Pursuant to the Consulting Agreement, a copy of which is incorporated herein by reference to Exhibit 10.2 to the SCE Current Report on Form 8-K dated August 25, 2005 and filed on August 26, 2005, Mr. Foster will be paid a retainer during the period he serves as a consultant to SCE of $25,000 per month. In the event that Mr. Foster works for more than 700 hours in any 12-month period during his term as a consultant, he will be paid an additional $400 for each additional hour worked. Mr. Foster will also be eligible to receive an annual performance bonus of up to $200,000 at the discretion of SCE’s Chief Executive Officer. Mr. Foster will generally not be eligible to participate in any benefit programs maintained by EIX, SCE or any of their respective affiliates with respect to his service as a consultant. SCE will reimburse Mr. Foster for reasonable travel and related expenses he incurs while serving as a consultant. Mr. Foster will be responsible for his office, support staff and other expenses.

 

Either SCE or Mr. Foster may terminate the Consulting Agreement at any time if Mr. Foster contemplates taking a governmental position that SCE reasonably determines may result in an actual or perceived conflict of interest or potential therefor under applicable federal or state law. Mr. Foster may also terminate the Consulting Agreement at any time after January 1, 2007 if he accepts full-time employment in the private sector, and either Mr. Foster or SCE may terminate the Consulting Agreement at any time after January 1, 2008 for any reason if at least 60 days’ written notice is provided. SCE’s Chief Executive Officer will have sole discretion to determine whether any performance bonus will be paid to Mr. Foster for the year in which the Consulting Agreement is terminated and the amount of any such bonus. SCE may also terminate the Consulting Agreement at any time for cause (as defined in the Consulting Agreement).

 

The Consulting Agreement also includes Mr. Foster’s agreement that he will not divulge any confidential information of SCE or any of its affiliates at any time or render advice or services to certain competitors of SCE or any of their successors or affiliates at any time prior to January 1, 2009. Mr. Foster also agrees that he will not interfere with the business of, make disparaging statements with respect to, or assist any party in a proceeding adverse to SCE or any of its affiliates prior to the first to occur of January 1, 2009 or Mr. Foster’s taking a governmental position.

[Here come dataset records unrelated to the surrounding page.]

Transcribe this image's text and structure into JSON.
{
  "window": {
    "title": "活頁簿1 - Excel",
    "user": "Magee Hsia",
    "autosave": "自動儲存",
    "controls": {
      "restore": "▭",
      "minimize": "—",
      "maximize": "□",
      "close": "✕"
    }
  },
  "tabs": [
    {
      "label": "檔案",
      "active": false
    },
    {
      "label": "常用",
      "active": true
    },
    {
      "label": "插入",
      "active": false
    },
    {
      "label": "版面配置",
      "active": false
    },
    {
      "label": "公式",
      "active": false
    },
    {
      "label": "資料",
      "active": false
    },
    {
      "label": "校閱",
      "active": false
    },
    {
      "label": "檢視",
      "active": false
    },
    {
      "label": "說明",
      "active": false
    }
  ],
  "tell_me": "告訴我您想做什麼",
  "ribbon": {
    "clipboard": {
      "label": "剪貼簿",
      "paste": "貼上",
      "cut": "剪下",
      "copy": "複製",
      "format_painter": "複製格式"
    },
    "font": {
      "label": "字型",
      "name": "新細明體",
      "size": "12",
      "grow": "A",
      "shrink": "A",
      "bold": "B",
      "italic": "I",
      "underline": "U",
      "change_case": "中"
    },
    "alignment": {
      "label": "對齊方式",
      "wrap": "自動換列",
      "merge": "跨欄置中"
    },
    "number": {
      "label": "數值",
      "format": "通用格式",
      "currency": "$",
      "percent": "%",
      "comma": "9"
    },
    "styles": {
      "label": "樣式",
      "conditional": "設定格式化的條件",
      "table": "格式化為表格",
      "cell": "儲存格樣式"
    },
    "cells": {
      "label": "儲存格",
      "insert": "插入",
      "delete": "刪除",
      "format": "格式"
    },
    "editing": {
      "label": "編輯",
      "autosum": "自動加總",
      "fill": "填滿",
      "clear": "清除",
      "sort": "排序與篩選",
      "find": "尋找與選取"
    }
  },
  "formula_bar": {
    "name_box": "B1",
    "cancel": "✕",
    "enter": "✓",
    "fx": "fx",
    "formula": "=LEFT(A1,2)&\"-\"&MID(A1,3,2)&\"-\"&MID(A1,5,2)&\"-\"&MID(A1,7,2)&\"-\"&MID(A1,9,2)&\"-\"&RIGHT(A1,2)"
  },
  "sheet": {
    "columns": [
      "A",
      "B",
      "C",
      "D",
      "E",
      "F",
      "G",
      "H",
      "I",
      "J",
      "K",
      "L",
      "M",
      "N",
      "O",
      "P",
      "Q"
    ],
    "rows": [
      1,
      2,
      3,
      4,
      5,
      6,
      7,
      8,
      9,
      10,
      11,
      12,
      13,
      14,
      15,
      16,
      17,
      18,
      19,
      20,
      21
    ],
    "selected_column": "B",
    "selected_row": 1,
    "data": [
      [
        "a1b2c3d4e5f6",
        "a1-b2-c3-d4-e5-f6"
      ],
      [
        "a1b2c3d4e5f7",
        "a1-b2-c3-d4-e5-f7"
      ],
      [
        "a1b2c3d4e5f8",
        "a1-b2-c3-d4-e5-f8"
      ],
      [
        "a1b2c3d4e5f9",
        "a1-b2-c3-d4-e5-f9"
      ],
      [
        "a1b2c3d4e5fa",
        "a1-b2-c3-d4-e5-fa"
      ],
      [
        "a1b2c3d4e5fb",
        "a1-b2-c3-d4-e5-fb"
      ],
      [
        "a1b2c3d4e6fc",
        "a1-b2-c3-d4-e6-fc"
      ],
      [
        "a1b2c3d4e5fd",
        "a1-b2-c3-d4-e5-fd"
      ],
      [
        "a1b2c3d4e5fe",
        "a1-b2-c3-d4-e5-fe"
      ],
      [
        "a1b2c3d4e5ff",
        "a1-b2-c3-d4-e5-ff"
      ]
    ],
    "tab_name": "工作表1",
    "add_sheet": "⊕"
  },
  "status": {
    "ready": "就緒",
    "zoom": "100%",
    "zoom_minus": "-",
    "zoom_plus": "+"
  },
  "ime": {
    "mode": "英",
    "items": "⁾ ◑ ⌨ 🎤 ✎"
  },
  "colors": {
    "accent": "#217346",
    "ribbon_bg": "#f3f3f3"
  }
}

Section 9 – Financial Statements and Exhibits

 

Item 9.01 Financial Statements and Exhibits.

 

(c) Exhibits

 

   See the Exhibit Index below.


SIGNATURES

 

Pursuant to the requirements of the Securities Exchange Act of 1934, the registrant has duly caused this report to be signed on its behalf by the undersigned hereunto duly authorized.

 

EDISON INTERNATIONAL

                (Registrant)

/s/ Linda G. Sullivan

Linda G. Sullivan

Vice President and Controller

 

Date: August 26, 2005


EXHIBIT INDEX

 

Exhibit No.

  

Description


10.1    Retirement Agreement, dated as of August 25, 2005, between Southern California Edison Company and Robert Foster incorporated by reference to Exhibit 10.1 to Southern California Edison Company’s Current Report on Form 8-K dated August 25, 2005 and filed on August 26, 2005.
10.2    Consulting Agreement, dated as of August 25, 2005, between Southern California Edison Company and Robert Foster incorporated by reference to Exhibit 10.2 to Southern California Edison Company’s Current Report on Form 8-K dated August 25, 2005 and filed on August 26, 2005.